Setting the Scene. Basic Concepts

Let us set the scene. There is Alice and Bob. We do not know what they think (unless they decide to tell us, but then – should we trust them?), but we can observe how they behave.

We know that Alice would like the future to be good to her. This may include the successful completion of what she is doing right now, her long-term plans or possibly the lack of damaging events in the near future. If we place Alice at the pedestrian crossing, she may simply want to cross the street safely - maybe not a particularly great achievement, but sometimes one that may be hard to achieve.

When Alice leaves the pavement and starts crossing the street, she become vulnerable. Every driver can easily hurt her, potentially in a way that will permanently and negatively impair her life - with little physical consequences to the driver or to his car. She is aware of this, and - seeing that the car driven by Bob is approaching - she must decide whether she is confident enough that the driver will slow down and let her walk across.

This is the image we start with: Bob behind the wheel, Alice at the pavement, considering whether she should cross the street or not. For that moment, the relationship between Alice and Bob emerges. In a second it will be gone, but currently Bob becomes an inseparable part of Alice's future. His actions (or inactions) may significantly impact on her life.

This book is about moments like this, moments that we experience throughout all our life: vulnerable to decisions of others yet dependent on them. Banks considering mortgage application, managers deciding about promotion, government regulating taxes, doctor suggesting a treatment... the list is very long. Should we be confident that their decisions will benefit our future?

This book concentrates on what can be called Alice's transactional assessment of confidence: the process that may eventually lead her to rely on Bob, in anticipation that Bob will support her goals.
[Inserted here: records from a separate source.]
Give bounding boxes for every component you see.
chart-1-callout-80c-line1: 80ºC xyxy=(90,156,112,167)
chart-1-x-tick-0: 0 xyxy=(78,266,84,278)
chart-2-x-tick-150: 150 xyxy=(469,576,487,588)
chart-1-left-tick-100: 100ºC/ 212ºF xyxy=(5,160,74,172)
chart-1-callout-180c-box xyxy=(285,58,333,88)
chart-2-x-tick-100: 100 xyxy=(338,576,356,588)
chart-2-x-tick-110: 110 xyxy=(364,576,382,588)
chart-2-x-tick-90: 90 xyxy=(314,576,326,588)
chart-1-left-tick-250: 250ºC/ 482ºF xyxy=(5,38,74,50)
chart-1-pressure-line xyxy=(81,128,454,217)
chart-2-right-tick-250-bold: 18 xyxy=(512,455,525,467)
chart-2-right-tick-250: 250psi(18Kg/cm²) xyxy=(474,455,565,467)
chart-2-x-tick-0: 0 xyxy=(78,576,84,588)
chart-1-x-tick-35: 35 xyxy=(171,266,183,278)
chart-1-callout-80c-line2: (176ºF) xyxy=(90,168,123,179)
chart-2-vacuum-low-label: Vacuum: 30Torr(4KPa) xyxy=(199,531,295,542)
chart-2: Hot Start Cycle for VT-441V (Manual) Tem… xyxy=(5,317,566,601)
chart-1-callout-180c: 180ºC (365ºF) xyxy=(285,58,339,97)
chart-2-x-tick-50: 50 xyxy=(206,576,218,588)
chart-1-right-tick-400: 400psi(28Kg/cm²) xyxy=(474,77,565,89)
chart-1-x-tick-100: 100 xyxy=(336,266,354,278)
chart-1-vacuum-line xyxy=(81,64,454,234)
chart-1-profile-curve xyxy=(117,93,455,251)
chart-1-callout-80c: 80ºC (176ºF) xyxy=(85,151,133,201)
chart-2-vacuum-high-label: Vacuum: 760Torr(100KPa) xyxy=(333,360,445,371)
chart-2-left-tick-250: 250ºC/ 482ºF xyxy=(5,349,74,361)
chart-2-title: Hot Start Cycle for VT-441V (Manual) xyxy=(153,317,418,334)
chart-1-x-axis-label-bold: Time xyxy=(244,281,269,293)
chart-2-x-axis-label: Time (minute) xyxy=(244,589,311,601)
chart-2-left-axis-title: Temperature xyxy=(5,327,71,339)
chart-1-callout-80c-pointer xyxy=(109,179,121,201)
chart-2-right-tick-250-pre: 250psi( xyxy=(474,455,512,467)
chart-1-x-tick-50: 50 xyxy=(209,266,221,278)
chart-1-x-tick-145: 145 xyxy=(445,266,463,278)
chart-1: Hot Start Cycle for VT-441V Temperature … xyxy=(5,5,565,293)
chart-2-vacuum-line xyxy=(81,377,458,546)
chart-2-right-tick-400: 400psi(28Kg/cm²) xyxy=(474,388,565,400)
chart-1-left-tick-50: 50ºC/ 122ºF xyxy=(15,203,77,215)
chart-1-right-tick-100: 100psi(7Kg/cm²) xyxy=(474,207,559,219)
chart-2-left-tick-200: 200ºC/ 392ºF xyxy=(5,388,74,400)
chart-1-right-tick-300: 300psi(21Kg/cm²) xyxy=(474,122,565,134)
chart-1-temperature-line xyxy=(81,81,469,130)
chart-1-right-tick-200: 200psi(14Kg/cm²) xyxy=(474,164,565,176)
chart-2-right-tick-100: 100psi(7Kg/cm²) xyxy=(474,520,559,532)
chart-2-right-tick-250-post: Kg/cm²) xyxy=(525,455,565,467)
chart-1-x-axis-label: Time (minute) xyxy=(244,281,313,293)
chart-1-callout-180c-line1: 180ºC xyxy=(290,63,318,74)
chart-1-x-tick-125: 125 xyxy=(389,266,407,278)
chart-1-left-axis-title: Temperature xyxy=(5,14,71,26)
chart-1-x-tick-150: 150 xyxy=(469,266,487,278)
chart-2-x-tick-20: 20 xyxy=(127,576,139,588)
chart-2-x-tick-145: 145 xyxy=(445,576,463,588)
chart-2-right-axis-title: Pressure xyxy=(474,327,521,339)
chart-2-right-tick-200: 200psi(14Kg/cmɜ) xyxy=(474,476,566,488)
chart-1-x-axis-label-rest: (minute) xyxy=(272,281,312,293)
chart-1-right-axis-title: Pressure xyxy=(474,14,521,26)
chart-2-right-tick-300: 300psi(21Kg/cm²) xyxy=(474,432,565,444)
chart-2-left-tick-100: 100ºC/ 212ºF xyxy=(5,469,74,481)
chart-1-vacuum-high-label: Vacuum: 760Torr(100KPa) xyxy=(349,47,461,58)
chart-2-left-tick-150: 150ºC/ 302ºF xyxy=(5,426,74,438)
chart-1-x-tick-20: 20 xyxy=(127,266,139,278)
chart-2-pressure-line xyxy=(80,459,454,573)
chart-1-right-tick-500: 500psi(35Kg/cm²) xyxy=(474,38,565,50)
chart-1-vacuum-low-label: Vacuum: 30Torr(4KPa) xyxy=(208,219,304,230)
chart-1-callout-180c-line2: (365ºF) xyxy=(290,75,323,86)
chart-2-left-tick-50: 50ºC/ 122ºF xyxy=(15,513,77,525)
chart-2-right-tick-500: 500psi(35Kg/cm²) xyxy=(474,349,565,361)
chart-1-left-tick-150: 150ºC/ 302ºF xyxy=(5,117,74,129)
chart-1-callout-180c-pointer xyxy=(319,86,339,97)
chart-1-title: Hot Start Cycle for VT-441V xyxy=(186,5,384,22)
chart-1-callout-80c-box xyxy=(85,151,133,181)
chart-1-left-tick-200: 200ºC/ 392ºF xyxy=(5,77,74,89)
Such assessment is clearly transactional: Alice may be confident about Bob at certain moments in time (e.g. not on Friday night) and may do it only regarding certain subjects (e.g. not when it comes to classical philosophy). Her assessment of confidence within the scope of one transaction does not determine her assessment within other transactions. Her assessment is not necessary binary, as she may engage into the transaction at different levels.

Another interesting aspect of this relationship is Alice's willingness and ability to improve Bob, her long-term relational decision about confidence. We will see later that Bob may behave in a desired manner because this is in his nature or because he has been forced to behave. Further, his behaviour may be altered by the fact that Alice is confident about him. From the long-term perspective, Alice may be sometimes better off if she spends some effort on strengthening Bob's good nature, rather than using enforcement tools on him. In the future, it will save her hassle (and the cost) of dealing with the battery of instruments designed to coerce Bob.

As Alice and Bob are increasingly interacting through and with a help of digital media, another concept becomes important. Trust management can be understood as technical replication, processing and enforcement of confidence that already exists in the social world. For example, if Alice is confident about Bob, she may be willing to give him a token that can be verified later by an infrastructure managed by Alice. Here the token becomes a technical representation of a confidence that existed at certain moment between Alice and Bob. The notion of trust management will be particularly important if we assume that neither Alice not Bob must necessarily be humans.